With the Green Deal, Europe will spend the next 30 years on the road to climate neutrality, with the project foreseeing Europe to be a front-runner as the first climate-neutral continent by 2050. Furthermore, EU leaders have committed to reducing emissions by 55% before 2030.
In an article written by Commissioner Simson at the beginning of 2021 for Open Access Government, she stated that “the energy sector will play a crucial role in achieving our ambitious climate targets – both for 2030 and 2050. Let’s not forget that 75% of EU emissions come from the energy sector. Reaching our climate goals will mean creating a more modern and sustainable energy system.” Some of the energy centred goals to reach by 2030 include:
• Electrification needs to reach 30%.
• The rate of building renovation must double.
• The share of renewables in transport needs to reach around 24%.
• Oil consumption must go down by almost a third and gas consumption by a quarter.
“I enter 2021 confident that we can make further strides forward and step up to the challenges ahead,” added Commissioner Simson.
• By 2030, we will already begin to see a visible change in the mix of transport fuels, and electric vehicles will be deployed for use.
• By 2050 transport fuels will be a mix of electricity, hydrogen, biofuels, biomethane and e-fuels.
• Overall, by 2050, we could be consuming over half of the energy in the form of electricity. And as we approach the middle of the century, gases and liquid fuels that make up the other half will be increasingly decarbonised.
• By 2050, technologies such as renewable hydrogen that now seem a distant dream will be an everyday reality.
Renewable hydrogen: A symbol for greater flexibility
In this age of immense transition, it is particularly vital to note the use of clean hydrogen to aid the revolution of energy systems. “Europe has the political, the financial and the market conditions to become the global powerhouse of hydrogen. The importance of this lies in that hydrogen is not just an energy carrier or a decarbonised alternative, but it can integrate various renewable sources. It can help store renewable energy. That way we can better manage our overall energy system,” said Commissioner Simson in a speech at the Conference on Hydrogen in the Central and Eastern Europe Region.
She further mentioned that when it comes to the clean hydrogen race, Europe is speeding up, which is why the Commission brought forward the EU Strategy for Hydrogen in July 2020. The strategy lays out Europe’s vision for:
- Quickly scaling up renewable hydrogen production.
- Driving down the cost.
- Boosting demand in hard-to-abate sectors.

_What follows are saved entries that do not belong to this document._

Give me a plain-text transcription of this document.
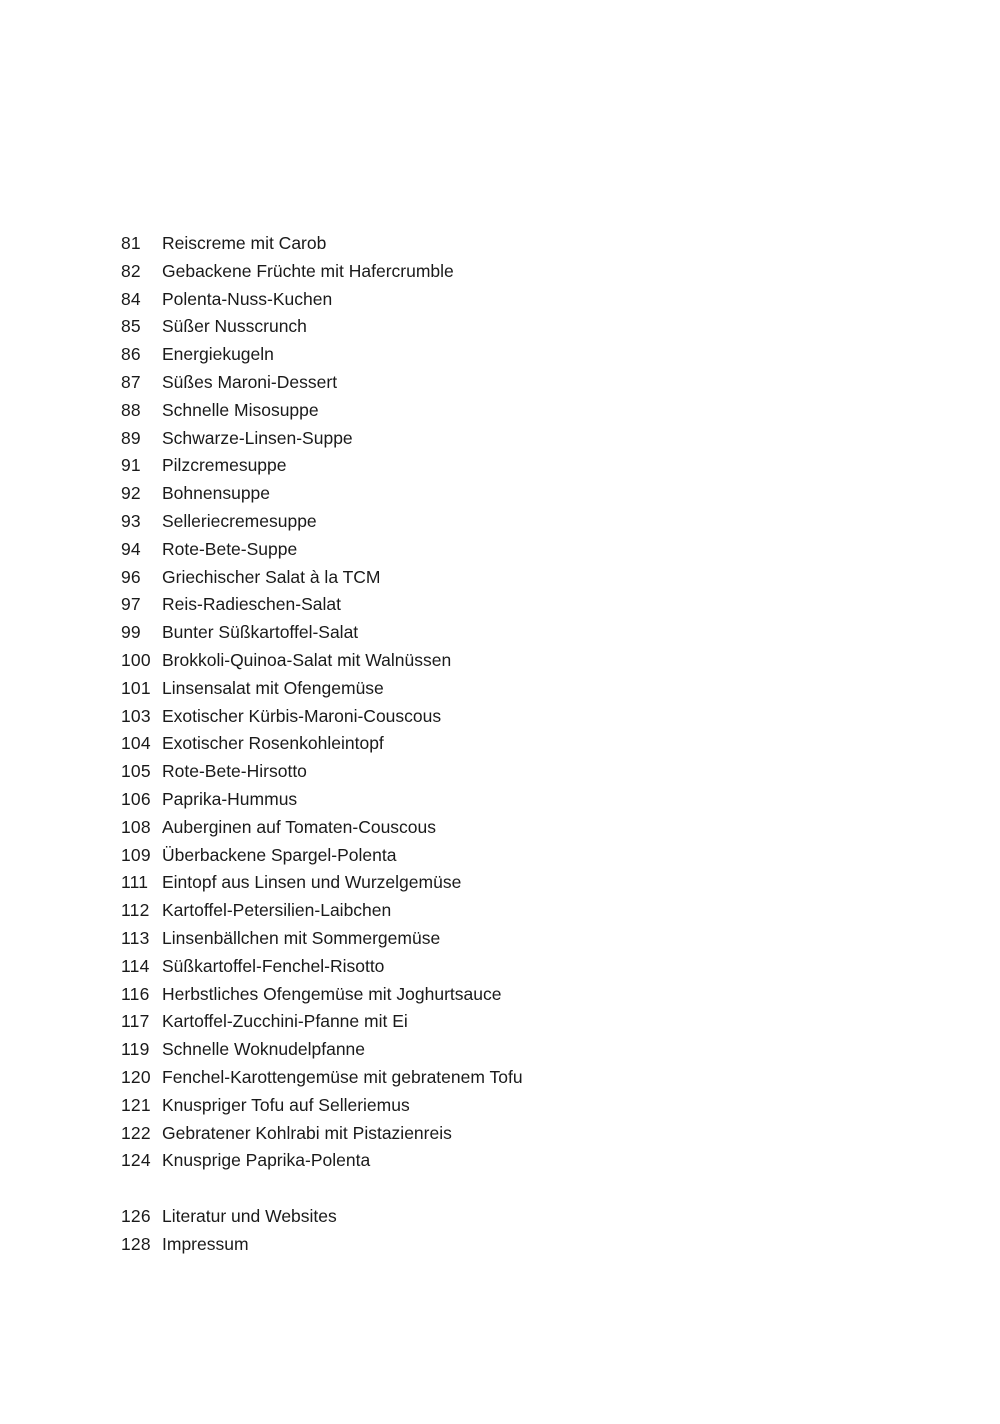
81	Reiscreme mit Carob
82	Gebackene Früchte mit Hafercrumble
84	Polenta-Nuss-Kuchen
85	Süßer Nusscrunch
86	Energiekugeln
87	Süßes Maroni-Dessert
88	Schnelle Misosuppe
89	Schwarze-Linsen-Suppe
91	Pilzcremesuppe
92	Bohnensuppe
93	Selleriecremesuppe
94	Rote-Bete-Suppe
96	Griechischer Salat à la TCM
97	Reis-Radieschen-Salat
99	Bunter Süßkartoffel-Salat
100 Brokkoli-Quinoa-Salat mit Walnüssen
101 Linsensalat mit Ofengemüse
103 Exotischer Kürbis-Maroni-Couscous
104 Exotischer Rosenkohleintopf
105 Rote-Bete-Hirsotto
106 Paprika-Hummus
108 Auberginen auf Tomaten-Couscous
109 Überbackene Spargel-Polenta
111 Eintopf aus Linsen und Wurzelgemüse
112 Kartoffel-Petersilien-Laibchen
113 Linsenbällchen mit Sommergemüse
114 Süßkartoffel-Fenchel-Risotto
116 Herbstliches Ofengemüse mit Joghurtsauce
117 Kartoffel-Zucchini-Pfanne mit Ei
119 Schnelle Woknudelpfanne
120 Fenchel-Karottengemüse mit gebratenem Tofu
121 Knuspriger Tofu auf Selleriemus
122 Gebratener Kohlrabi mit Pistazienreis
124 Knusprige Paprika-Polenta
126 Literatur und Websites
128 Impressum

These three main ideals are accompanied by a set of ambitious targets, such as 6 GW of electrolysers installed by 2024, and 40 GW by 2030. Pushing to reach these targets and achieving the hydrogen economy that is planned, will enormously benefit Europe’s economies, with analysis showing that every billion of investment in renewable hydrogen will create roughly 10,000 jobs along the supply chain.
It is not just Europe’s economies and citizens that will benefit. The geopolitical context of European Energy relations is more important than ever, and it is necessary to shape the clean energy transition and the global energy system based on cooperation and partnership, to reflect Europe’s values and interests. The change of administration in the U.S. marks an expectation for renewed cooperation on European energy and climate goals. President Biden’s immediate actions on climate issues – including re-joining the Paris agreement – are a positive sign for Europe, and Commissioner Simson has stated that “we hope to organise an EU-U.S. Energy Council as soon as possible now that the new State Secretary and Secretary of energy is in office.” Furthermore, “building an energy partnership with Africa is a key strategic interest for our external relations,” she added.
To reach these many ambitious goals, the European Green Deal will help to steer and direct, alongside the need for annual investments for energy production and use to increase by around €350 billion per year compared with what Europe invested in the decade leading up to 2020, mainly focussing on buildings, transport, and the power sector.